Friday, October 20, 2017

Eating Disorders: Not Just “A Woman’s Thing”

slim-man-eating-disorderThe term ‘eating disorders‘ often conjures up the images of women, but males actually account for 10 per cent of people who seek help for this disorder from health professionals. This percentage could actually be considerably higher, considering that research has shown that men often fail to obtain the help they need. Moreover, eating disorders are hitting males of younger ages, affecting some boys aged less than 12.

There are many reasons for their reticence: first of all, many do not even suspect that they may have an eating disorder. For boys and men, eating disorders don’t necessarily manifest themselves in a desire to look thin; rather, their focus is often on obtaining a leaner, ‘more ripped’ physique.

Many males with eating disorders can be misdiagnosed, because health professionals can also have the misconception that eating disorders are a female thing. Finally, males can feel ashamed to ask for help, or be unable to express what they are going through.

It is vital that males obtain speedy diagnosis and treatment, since some eating disorders, since eating disorders have the highest mortality rate of any mental illness. Moreover, the chances of a successful outcome for treatment are increased when the disorder is caught at an early stage. With disorders like anorexia nervosa, it can be very difficult for patients to gain back the weight they need to escape from devastating consequences. These can include organ damage, heart disease and compromised bone health.

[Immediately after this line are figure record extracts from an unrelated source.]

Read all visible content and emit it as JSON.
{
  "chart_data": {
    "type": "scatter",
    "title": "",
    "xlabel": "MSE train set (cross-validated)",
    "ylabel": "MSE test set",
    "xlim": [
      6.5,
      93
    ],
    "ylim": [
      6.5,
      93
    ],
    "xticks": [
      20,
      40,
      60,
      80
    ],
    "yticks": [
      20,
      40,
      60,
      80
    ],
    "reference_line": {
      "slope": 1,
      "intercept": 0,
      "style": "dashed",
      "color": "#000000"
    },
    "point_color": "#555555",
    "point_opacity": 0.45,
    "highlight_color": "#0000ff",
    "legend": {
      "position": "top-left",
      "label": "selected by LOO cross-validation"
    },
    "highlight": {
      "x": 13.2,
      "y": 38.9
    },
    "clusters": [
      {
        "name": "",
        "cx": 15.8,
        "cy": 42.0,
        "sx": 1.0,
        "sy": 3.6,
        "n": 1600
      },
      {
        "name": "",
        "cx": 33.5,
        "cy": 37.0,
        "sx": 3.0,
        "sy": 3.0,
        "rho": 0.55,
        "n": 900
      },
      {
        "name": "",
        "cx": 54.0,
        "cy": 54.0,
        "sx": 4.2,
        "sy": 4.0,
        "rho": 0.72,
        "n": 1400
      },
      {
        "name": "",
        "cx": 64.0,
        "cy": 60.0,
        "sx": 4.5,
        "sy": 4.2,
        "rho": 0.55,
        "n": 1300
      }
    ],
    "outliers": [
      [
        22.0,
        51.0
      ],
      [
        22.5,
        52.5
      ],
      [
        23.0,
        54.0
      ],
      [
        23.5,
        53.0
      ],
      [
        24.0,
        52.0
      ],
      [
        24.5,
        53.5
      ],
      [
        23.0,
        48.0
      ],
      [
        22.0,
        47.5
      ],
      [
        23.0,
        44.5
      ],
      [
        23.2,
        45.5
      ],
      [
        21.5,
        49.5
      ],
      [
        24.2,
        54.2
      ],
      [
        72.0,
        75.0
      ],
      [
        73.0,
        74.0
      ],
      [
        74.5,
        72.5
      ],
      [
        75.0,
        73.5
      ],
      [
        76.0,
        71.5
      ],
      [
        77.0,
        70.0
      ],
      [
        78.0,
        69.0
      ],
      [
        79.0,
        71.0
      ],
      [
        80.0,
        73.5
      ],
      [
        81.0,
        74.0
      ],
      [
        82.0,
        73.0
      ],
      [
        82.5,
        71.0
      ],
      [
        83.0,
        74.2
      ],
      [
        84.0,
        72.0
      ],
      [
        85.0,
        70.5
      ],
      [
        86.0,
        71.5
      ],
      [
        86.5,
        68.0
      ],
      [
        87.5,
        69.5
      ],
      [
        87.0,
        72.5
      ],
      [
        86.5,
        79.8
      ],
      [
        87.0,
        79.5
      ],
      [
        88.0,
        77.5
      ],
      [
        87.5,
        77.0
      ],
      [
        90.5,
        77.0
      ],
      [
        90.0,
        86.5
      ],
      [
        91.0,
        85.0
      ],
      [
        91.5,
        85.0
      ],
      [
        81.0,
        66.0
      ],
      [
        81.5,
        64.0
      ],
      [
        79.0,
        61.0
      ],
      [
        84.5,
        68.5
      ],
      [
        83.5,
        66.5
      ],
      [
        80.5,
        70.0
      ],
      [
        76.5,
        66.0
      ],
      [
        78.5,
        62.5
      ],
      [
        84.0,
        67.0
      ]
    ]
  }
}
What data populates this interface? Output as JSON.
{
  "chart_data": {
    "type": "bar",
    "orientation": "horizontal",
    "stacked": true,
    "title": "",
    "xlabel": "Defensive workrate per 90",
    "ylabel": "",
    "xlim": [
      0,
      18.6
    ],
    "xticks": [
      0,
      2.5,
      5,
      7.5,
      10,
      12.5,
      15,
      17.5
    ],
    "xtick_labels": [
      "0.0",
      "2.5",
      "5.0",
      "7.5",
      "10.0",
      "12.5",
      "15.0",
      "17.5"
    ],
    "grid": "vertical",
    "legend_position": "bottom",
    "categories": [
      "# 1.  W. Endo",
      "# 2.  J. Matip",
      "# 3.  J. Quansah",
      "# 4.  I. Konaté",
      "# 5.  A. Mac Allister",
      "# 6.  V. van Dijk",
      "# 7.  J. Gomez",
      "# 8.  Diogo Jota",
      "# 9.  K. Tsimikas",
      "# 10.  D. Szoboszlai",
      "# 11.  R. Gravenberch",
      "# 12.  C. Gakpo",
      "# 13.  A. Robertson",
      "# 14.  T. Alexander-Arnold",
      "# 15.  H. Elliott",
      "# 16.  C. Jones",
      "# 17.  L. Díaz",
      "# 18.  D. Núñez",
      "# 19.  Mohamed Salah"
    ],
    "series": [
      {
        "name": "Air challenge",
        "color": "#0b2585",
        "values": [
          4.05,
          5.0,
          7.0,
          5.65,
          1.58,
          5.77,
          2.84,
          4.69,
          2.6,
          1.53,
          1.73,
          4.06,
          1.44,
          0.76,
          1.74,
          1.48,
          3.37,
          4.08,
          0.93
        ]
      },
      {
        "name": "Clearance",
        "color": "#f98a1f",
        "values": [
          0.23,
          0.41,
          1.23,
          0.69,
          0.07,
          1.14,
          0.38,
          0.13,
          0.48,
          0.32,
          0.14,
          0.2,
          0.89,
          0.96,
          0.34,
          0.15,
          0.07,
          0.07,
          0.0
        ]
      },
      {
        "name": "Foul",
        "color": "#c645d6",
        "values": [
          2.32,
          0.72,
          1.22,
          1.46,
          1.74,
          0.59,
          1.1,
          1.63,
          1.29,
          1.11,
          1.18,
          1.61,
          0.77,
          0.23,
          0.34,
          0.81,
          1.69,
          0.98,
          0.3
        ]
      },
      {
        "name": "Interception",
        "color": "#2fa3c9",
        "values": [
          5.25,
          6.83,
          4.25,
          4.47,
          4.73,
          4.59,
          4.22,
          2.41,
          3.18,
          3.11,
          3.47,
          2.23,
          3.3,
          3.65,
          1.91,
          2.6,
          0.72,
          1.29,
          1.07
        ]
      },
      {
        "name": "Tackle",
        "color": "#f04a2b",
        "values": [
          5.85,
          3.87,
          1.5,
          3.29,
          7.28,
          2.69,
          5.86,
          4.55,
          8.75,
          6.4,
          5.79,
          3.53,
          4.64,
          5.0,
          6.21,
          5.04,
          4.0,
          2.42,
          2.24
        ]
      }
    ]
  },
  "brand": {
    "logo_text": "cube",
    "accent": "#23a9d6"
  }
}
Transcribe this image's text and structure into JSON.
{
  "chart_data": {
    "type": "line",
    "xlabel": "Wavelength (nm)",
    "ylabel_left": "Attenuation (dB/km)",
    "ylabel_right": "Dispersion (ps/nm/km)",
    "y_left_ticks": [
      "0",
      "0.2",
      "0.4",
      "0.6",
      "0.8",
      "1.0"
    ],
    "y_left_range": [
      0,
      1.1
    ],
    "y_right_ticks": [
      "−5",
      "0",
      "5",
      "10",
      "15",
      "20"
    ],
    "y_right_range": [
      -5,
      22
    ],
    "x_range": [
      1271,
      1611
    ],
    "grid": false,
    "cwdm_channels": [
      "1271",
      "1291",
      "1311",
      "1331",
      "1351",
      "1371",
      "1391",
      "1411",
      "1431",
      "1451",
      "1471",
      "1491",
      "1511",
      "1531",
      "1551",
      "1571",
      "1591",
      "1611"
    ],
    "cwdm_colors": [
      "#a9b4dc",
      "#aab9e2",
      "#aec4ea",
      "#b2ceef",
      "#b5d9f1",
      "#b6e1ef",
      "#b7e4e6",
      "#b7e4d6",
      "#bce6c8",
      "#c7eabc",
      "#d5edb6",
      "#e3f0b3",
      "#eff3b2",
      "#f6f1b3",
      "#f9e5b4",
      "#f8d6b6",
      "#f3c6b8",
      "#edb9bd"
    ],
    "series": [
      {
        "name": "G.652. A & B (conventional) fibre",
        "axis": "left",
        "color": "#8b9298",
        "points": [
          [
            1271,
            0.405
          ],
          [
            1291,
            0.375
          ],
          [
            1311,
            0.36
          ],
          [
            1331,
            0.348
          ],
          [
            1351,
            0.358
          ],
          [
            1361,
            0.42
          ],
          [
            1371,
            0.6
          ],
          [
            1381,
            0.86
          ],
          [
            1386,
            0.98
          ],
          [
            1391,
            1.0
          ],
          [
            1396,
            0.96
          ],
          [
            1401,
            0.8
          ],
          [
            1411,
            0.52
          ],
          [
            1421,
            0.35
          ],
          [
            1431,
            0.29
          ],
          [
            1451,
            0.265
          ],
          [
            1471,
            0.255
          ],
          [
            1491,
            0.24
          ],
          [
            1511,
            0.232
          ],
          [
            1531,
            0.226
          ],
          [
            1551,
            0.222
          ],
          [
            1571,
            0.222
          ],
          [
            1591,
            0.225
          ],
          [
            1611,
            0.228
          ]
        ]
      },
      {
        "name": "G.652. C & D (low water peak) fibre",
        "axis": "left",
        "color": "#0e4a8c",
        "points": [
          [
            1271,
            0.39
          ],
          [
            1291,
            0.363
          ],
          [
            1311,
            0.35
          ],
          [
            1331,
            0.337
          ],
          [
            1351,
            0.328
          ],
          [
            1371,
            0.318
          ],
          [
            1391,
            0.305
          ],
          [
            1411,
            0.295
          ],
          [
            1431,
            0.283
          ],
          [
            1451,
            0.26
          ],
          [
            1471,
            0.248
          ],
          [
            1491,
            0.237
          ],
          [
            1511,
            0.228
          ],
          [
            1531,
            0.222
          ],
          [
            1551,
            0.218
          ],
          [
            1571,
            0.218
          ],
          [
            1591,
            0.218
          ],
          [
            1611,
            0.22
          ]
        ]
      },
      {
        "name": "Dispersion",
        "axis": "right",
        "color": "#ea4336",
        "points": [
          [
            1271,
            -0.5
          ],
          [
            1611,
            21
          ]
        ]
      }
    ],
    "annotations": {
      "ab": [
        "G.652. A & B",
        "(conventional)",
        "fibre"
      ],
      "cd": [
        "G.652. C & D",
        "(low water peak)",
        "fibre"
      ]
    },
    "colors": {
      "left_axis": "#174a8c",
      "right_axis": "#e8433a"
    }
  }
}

Gold standard treatments for eating disorders in males can involve either inpatient or outpatient treatment, depending on the severity of the situation. During treatment, patients receive cognitive behavioral therapy (CBT), which encourages them to find the link between how they think, feel and behave,  to find positive strategies for issues like anxiety and low self-esteem.

Maudsley Family Therapy has also been found to be successful in treating disorders like anorexia nervosa. In this therapy, the first aim is to gain any weight lost, and to slowly give back the patient’s autonomy, encouraging them to build a positive relationship with food. Group therapy can also be useful for males, who find relief in discovering that  other men are going through the same experience.

During treatment, males receive useful nutritional counselling and fitness retraining, to help redefine goals. It is  vital to ensure that patients receive help for any others disorders or illnesses they may have – including depression and anxiety.